Terörsüz Türkiye Süreci ve Ekonomik Kazanımlar
Doç. Dr. Abdulkadir Yüksel, “Terörün olmadığı bir Türkiye’de yatırımların artacağını ve güven ortamının sağlanacağını” belirterek, bu durumun hem yerli hem de yabancı yatırımcılar için büyük bir avantaj oluşturacağını ifade etti. Yüksel, güvenli bir ortamın yatırım, üretim ve istihdam üzerindeki olumlu etkileri sayesinde işsizliğin azalacağını ekledi.
Yeni Süreç ve Ekonomik Kaybın Analizi
Türkiye, 1 Ekim 2024 tarihinde Milliyetçi Hareket Partisi (MHP) Genel Başkanı Devlet Bahçeli’nin çağrısıyla önemli bir dönüşüm sürecine girdi. Terörle mücadele süresince uğranılan maddi ve manevi kayıpların yanı sıra, 40 yıllık mücadelenin ülkeye 2 trilyon dolara mal olduğu belirtiliyor. Doç. Dr. Yüksel, bu miktarın ülkenin eğitim ve altyapı yatırımlarını büyük ölçüde dönüştürebileceğine dikkat çekti. Yüksel, yapılan harcamaların yerine, gençlerin geleceği ve sosyal ilerleme için daha faydalı projelerin hayata geçirilebileceğini vurguladı.
Toplumsal ve Ekonomik İyileşmeler
“Terörsüz Türkiye” hedefinin sadece bir güvenlik meselesi olarak görülmemesi gerektiğini ifade eden Yüksel, sürecin sosyal ve ekonomik alanlarda da ciddi olumlu gelişmelere yol açacağını söyledi. Yüksel, çocuklara bırakılacak en değerli mirasın, barış ve kardeşliğin hâkim olduğu bir ülke olduğunu belirtti. Bu kapsamda, terörün sona ermesiyle birlikte güvenli bir yatırım alanının oluşacağına dikkat çekti.

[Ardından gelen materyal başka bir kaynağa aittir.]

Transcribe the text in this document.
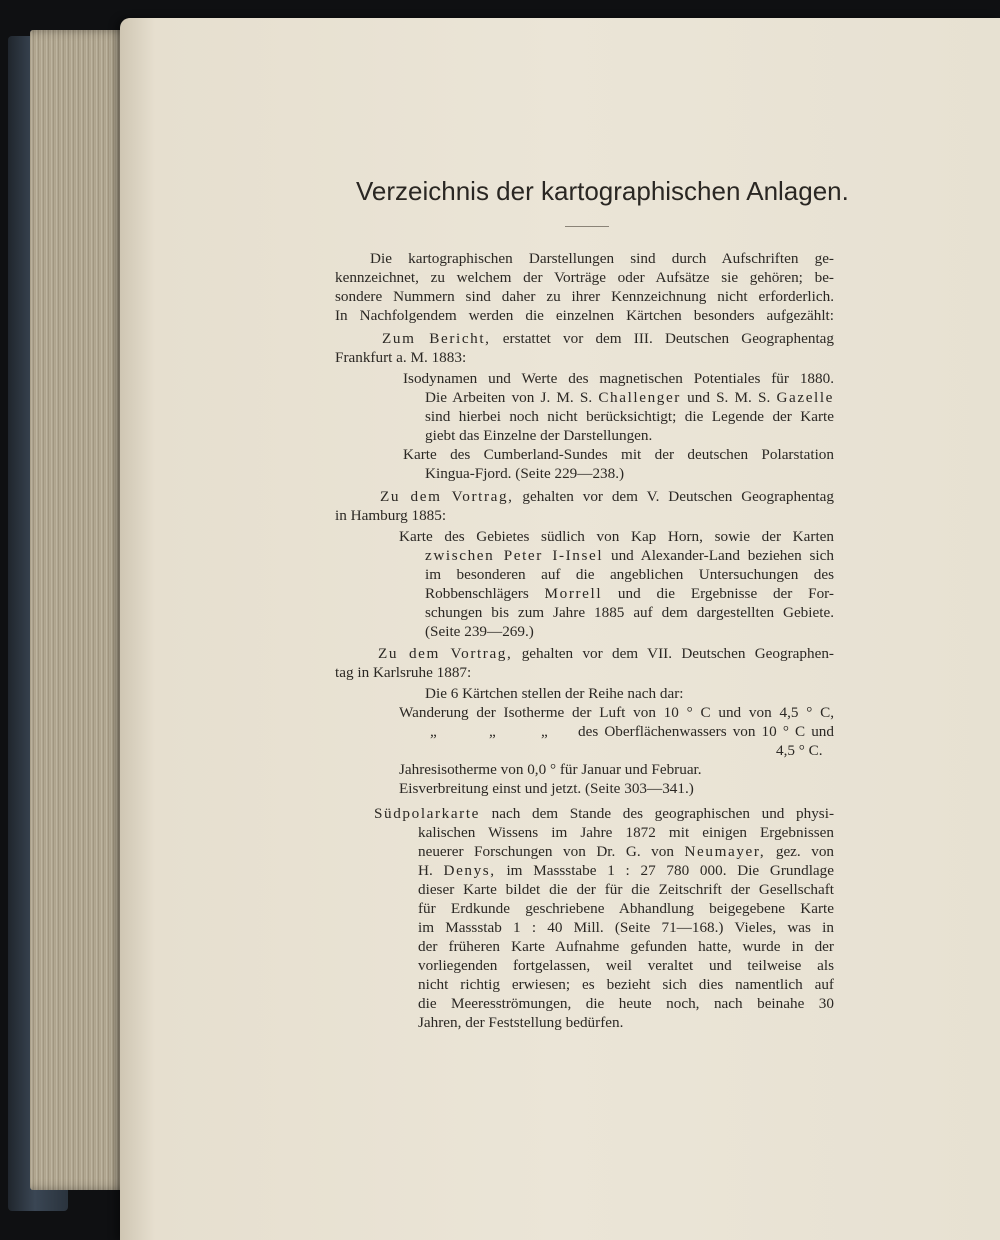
Verzeichnis der kartographischen Anlagen.
Die kartographischen Darstellungen sind durch Aufschriften ge-
kennzeichnet, zu welchem der Vorträge oder Aufsätze sie gehören; be-
sondere Nummern sind daher zu ihrer Kennzeichnung nicht erforderlich.
In Nachfolgendem werden die einzelnen Kärtchen besonders aufgezählt:
Zum Bericht, erstattet vor dem III. Deutschen Geographentag
Frankfurt a. M. 1883:
Isodynamen und Werte des magnetischen Potentiales für 1880.
Die Arbeiten von J. M. S. Challenger und S. M. S. Gazelle
sind hierbei noch nicht berücksichtigt; die Legende der Karte
giebt das Einzelne der Darstellungen.
Karte des Cumberland-Sundes mit der deutschen Polarstation
Kingua-Fjord. (Seite 229—238.)
Zu dem Vortrag, gehalten vor dem V. Deutschen Geographentag
in Hamburg 1885:
Karte des Gebietes südlich von Kap Horn, sowie der Karten
zwischen Peter I-Insel und Alexander-Land beziehen sich
im besonderen auf die angeblichen Untersuchungen des
Robbenschlägers Morrell und die Ergebnisse der For-
schungen bis zum Jahre 1885 auf dem dargestellten Gebiete.
(Seite 239—269.)
Zu dem Vortrag, gehalten vor dem VII. Deutschen Geographen-
tag in Karlsruhe 1887:
Die 6 Kärtchen stellen der Reihe nach dar:
Wanderung der Isotherme der Luft von 10 ° C und von 4,5 ° C,
„	„	„	des Oberflächenwassers von 10 ° C und
4,5 ° C.
Jahresisotherme von 0,0 ° für Januar und Februar.
Eisverbreitung einst und jetzt. (Seite 303—341.)
Südpolarkarte nach dem Stande des geographischen und physi-
kalischen Wissens im Jahre 1872 mit einigen Ergebnissen
neuerer Forschungen von Dr. G. von Neumayer, gez. von
H. Denys, im Massstabe 1 : 27 780 000. Die Grundlage
dieser Karte bildet die der für die Zeitschrift der Gesellschaft
für Erdkunde geschriebene Abhandlung beigegebene Karte
im Massstab 1 : 40 Mill. (Seite 71—168.) Vieles, was in
der früheren Karte Aufnahme gefunden hatte, wurde in der
vorliegenden fortgelassen, weil veraltet und teilweise als
nicht richtig erwiesen; es bezieht sich dies namentlich auf
die Meeresströmungen, die heute noch, nach beinahe 30
Jahren, der Feststellung bedürfen.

Yüksel, “Eğitim, sağlık ve altyapı gibi alanlara daha fazla kaynak aktarılacak” diye ekledi.
Bölgesel Gelişmeler ve Türkiye Yüzyılı Hedefi
Bölge turizminin ve ekonomisinin gelişeceği konusunda olumlu bir perspektif sunan Yüksel, terörün azalmasıyla birlikte insanların günlük yaşamlarında daha özgür hareket edebileceğini ifade etti. Doğru politikalarla, tarihi ve kültürel zenginlikleri olan bölgelerin cazibesinin artacağı ve bu durumun hem yerli hem de yabancı turistlerin ilgisini çekeceği öngörülüyor. Yüksel, “Terörsüz bir Türkiye, güvenli bir Asya ve Avrupa bağlantısı sağlamaktadır” diyerek, Türkiye Yüzyılı hedefi çerçevesinde bu sürecin önemine vurgu yaptı. Gelecekte, barış ve kardeşliğin hâkim olduğu, ekonomik refahın sağlandığı bir Türkiye inşa etmek adına bu hedefin hayata geçirilmesi gerektiğini sözlerine ekledi.